Helena Leitão de Barros (Angola): Aproveitamento de águas pluviais, uma oportunidade para Angola

26.05.2020

Angola é um país muito rico em recursos hídricos e muito diversificado em termos climáticos.

 

A distribuição da precipitação média anual varia no território angolano apresentando valores mais elevados no Nordeste do país de cerca de 1600 mm e na região sul na zona costeira os valores mais baixos que não excedem os 400 mm.

 

Distinguem-se em Angola duas estações climáticas, entre Junho e fins de Setembro a estação seca e fresca, conhecida por cacimbo e entre Outubro e fins de Maio, a estação das chuvas, em que ocorrem as temperaturas mais elevadas.

 

Não existem séries de dados actualizados sobre a precipitação nas várias províncias, mas as intensas precipitações que se fazem sentir anualmente são notícia, pois provocam inundações e o desalojamento de populações e frequentemente conduzem a mortes.

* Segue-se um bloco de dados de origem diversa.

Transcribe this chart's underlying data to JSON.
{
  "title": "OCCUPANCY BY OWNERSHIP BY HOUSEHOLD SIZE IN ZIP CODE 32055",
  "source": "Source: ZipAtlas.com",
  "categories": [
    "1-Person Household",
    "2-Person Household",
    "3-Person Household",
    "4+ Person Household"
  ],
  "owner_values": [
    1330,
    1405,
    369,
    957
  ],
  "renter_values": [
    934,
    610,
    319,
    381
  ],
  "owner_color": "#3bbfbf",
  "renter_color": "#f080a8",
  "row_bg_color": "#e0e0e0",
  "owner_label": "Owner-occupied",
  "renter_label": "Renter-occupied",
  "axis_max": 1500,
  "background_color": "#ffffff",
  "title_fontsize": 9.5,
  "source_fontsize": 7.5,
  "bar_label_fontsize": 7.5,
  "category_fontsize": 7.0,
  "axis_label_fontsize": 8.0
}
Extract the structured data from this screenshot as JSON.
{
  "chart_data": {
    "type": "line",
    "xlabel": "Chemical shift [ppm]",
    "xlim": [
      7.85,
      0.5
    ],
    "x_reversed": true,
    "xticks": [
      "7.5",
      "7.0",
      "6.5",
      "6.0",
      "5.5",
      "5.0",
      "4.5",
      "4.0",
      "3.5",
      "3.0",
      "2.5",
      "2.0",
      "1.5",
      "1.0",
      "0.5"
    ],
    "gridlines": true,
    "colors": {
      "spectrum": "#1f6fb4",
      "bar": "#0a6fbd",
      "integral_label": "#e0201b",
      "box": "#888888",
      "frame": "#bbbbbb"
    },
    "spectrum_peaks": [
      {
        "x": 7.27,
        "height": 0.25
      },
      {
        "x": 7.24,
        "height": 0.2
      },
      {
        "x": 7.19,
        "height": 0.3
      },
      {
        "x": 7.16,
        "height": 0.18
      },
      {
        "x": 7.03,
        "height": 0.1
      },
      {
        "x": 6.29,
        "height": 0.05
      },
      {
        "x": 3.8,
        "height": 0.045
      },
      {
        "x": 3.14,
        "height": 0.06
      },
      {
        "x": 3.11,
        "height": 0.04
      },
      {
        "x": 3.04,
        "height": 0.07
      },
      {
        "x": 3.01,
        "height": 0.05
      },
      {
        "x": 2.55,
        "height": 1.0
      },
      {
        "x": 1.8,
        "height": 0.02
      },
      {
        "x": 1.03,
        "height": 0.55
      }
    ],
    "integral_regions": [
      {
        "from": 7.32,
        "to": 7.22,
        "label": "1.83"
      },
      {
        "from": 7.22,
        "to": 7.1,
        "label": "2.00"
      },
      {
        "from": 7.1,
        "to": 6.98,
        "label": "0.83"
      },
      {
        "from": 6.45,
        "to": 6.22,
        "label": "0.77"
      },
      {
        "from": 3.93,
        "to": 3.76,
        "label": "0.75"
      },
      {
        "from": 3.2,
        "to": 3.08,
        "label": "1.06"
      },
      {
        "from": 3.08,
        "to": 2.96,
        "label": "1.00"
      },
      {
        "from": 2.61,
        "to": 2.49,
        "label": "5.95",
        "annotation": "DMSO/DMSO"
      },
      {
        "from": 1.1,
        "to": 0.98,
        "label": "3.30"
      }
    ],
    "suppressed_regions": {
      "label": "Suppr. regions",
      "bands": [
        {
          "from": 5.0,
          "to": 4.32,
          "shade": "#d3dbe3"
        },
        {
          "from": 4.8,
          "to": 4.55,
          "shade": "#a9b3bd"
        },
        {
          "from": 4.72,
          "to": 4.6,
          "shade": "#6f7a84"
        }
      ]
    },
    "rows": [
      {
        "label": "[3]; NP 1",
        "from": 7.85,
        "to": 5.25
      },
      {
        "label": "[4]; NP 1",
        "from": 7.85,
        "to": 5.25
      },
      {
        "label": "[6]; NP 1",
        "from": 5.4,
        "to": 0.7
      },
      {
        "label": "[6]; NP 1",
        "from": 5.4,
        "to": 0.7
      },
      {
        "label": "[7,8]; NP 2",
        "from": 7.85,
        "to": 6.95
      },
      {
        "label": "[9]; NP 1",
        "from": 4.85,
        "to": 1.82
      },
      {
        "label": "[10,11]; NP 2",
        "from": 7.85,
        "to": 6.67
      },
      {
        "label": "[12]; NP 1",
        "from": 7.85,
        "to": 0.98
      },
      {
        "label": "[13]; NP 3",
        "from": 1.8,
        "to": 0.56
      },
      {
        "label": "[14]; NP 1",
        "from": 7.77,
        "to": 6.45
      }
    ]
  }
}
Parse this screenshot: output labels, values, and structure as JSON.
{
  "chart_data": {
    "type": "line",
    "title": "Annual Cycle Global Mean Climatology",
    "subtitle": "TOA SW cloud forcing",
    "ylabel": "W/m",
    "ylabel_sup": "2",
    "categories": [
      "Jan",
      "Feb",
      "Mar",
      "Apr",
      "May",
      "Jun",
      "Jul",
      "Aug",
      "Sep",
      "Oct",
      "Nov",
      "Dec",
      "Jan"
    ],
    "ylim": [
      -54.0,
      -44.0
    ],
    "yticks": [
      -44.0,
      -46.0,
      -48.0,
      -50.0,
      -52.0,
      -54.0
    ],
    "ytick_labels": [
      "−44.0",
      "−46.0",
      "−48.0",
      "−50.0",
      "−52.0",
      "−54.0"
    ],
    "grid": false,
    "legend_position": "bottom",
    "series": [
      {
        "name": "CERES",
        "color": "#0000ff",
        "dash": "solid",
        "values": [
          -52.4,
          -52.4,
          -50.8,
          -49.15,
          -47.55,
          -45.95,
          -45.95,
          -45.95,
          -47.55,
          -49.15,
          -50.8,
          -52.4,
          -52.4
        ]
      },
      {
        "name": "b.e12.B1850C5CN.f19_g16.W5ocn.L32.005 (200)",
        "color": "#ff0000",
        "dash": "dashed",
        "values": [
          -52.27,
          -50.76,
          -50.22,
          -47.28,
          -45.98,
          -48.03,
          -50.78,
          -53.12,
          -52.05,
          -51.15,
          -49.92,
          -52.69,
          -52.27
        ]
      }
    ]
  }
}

A PRECIPITAÇÃO É UM RECURSO QUE TEM SIDO ESQUECIDO COMO COMPLEMENTO ÀS REDES DE ABASTECIMENTO DE ÁGUA POTÁVEL

A precipitação alimenta as linhas de água, permanentes e temporárias, seguindo o ciclo hidrológico, sem qualquer aproveitamento significativo pelas populações.

 

A precipitação é um recurso que tem sido esquecido como complemento às redes de abastecimento de água potável. O aproveitamento das águas pluviais pode constituir uma opção interessante a vários níveis em Angola: permite reduzir as escorrências pluviais em áreas urbanizadas (em Angola é comum a rede de drenagem pluvial não existir ou apresentar deficiências de manutenção), permite também uma redução do consumo de água da rede de abastecimento, em particular em áreas com menor disponibilidade de água, e possibilita o uso da água pluvial para utilizações não potáveis.

 

A escorrência de águas pluviais nas cidades angolanas faz-se muitas vezes, através de valas a céu aberto que funcionam também como depósito de resíduos sólidos. Quando chove com intensidade, os resíduos por vezes acumulam-se e impedem a escorrências das águas, originando inundações.

 

A cidades que possuem sistemas de abastecimento de água, com o reaproveitamento das águas pluviais poderão verificar uma redução do consumo de água potável e uma melhor gestão deste recurso para as suas utilizações.

O APROVEITAMENTO DE ÁGUAS PLUVIAIS PERMITIRÁ POUPAR A ÁGUA POTÁVEL PARA OUTROS USOS MAIS EXIGENTES

Entre as utilizações não potáveis, no caso de Angola, podem enumerar-se, entre outras as as seguintes: lavagem de viaturas (esta actividade apesar de proibida na via pública, é o sustento de muitas pessoas, dado que as viaturas acumulam quantidades significativas de poeiras, nomeadamente dadas as inúmeras vias que não são asfaltadas; lavagem de pavimentos e da via pública; limpeza de contentores de resíduos sólidos; rega de espaços verdes ( manutenção de jardins e espaços verdes, poderá ter de ser realizada em determinadas zonas do país, onde a chuva não é frequente) e limpeza de sistemas de climatização (outra actividade que requer cuidados adicionais de manutenção, devido às poeiras existentes no ar).

 

Assim, o uso eficiente da água, com recurso ao aproveitamento de águas pluviais, permitirá poupar a água potável para outros usos, mais exigentes em termos de qualidade da água.

 

Tanto em áreas urbanas como rurais o aproveitamento de águas pluviais poderá constituir uma riqueza a explorar e a gerir eficientemente, contribuindo para a resiliência aos efeitos das alterações climáticas em Angola, com benefícios para todos e para o ambiente.


Helena Leitão de Barros, consultora  ambiental e social com larga experiência em Portugal, Angola e Cabo Verde, trabalhou em várias empresas portuguesas, angolanas e multinacionais, em especial nas áreas de avaliação de impactes ambientais e gestão ambiental. Em Angola foi Team Leader  Resident  para a componente Ambiental e Social do Programa Multisectorial de Emergência e Reabilitação, coordenado pelo Ministério do Planeamento e financiado pelo Banco Mundial (2007-2011). Em Cabo Verde trabalhou como Especialista de Campanha Ambiental e Social (Internacional) (2015- 2016)  no Projecto de Desenvolvimento do Abastecimento de Água na Ilha de Santiago, financiado pela Agência de Cooperação Internacional do Japão. É Mestre em Transportes, pelo Instituto Superior Técnico, Universidade Técnica de Lisboa e licenciada em Planeamento Regional e Urbano, pela Universidade de Aveiro. Foi docente do ensino superior em Portugal na Escola Náutica Infante D. Henrique (2001 a 2007) e em Angola na Universidade Independente de Angola (2009-2013).